Jedes Projekt ist eine neue Herausforderung, und jede Frustration auf dem Weg dorthin wird mir ein neuer Ansporn. Während der Prozess selbst oft stressig ist, ist das Ergebnis kathartisch. Für mich ist Kunst eine heilende Erfahrung. Ich heile mich selbst durch das Schaffen dieser Werke, und ich hoffe, dass sie bei anderen Resonanz finden. Ich habe Rückmeldungen von Menschen erhalten, bei denen meine Installationen tiefe Empfindungen ausgelöst haben, und das ist für mich das schönste Geschenk. Wir alle navigieren gemeinsam durch das Leben, und die Kunst ist eine Möglichkeit, ihm einen Sinn zu geben.

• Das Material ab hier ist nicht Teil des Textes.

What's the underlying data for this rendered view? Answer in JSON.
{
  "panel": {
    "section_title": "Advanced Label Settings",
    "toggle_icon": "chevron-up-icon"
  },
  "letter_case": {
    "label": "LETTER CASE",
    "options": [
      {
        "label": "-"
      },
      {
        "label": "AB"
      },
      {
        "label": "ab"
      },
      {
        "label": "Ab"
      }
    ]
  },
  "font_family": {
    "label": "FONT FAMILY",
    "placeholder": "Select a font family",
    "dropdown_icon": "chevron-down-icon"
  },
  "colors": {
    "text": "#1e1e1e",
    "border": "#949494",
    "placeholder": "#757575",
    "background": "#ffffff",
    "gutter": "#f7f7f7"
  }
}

e: Kannst du mehr über diesen kathartischen Prozess sagen?

BB: Es geht vor allem um Kontrolle oder – besser gesagt – um das Loslassen von Kontrolle. Mein Prozess beginnt nicht mit Skizzen oder maßstabsgetreuen Modellen. Wenn ich eine Idee für ein Werk entwickle, liege ich ganz still auf dem Boden. Ich mag es, dem Boden so nahe wie möglich zu sein. In diesem Zustand träume ich, visualisiere den Raum, erinnere mich an frühere Arbeiten und stelle mir vor, wie sie sich entwickeln könnten. Das ist ein mentaler Prozess, eine Art Manifestation. Und wenn sich diese Vision materialisiert und wenn etwas, das ich imaginiert habe, zur physischen Wirklichkeit wird, bringt diese Unterbrechung der linearen Denkweise etwas Intuitiveres oder eine Empfindung zum Vorschein, der ich dann folgen muss.

Materie heiligen

e: Ist das auch ein Moment, in dem du dich mit der spirituellen Dimension verbindest?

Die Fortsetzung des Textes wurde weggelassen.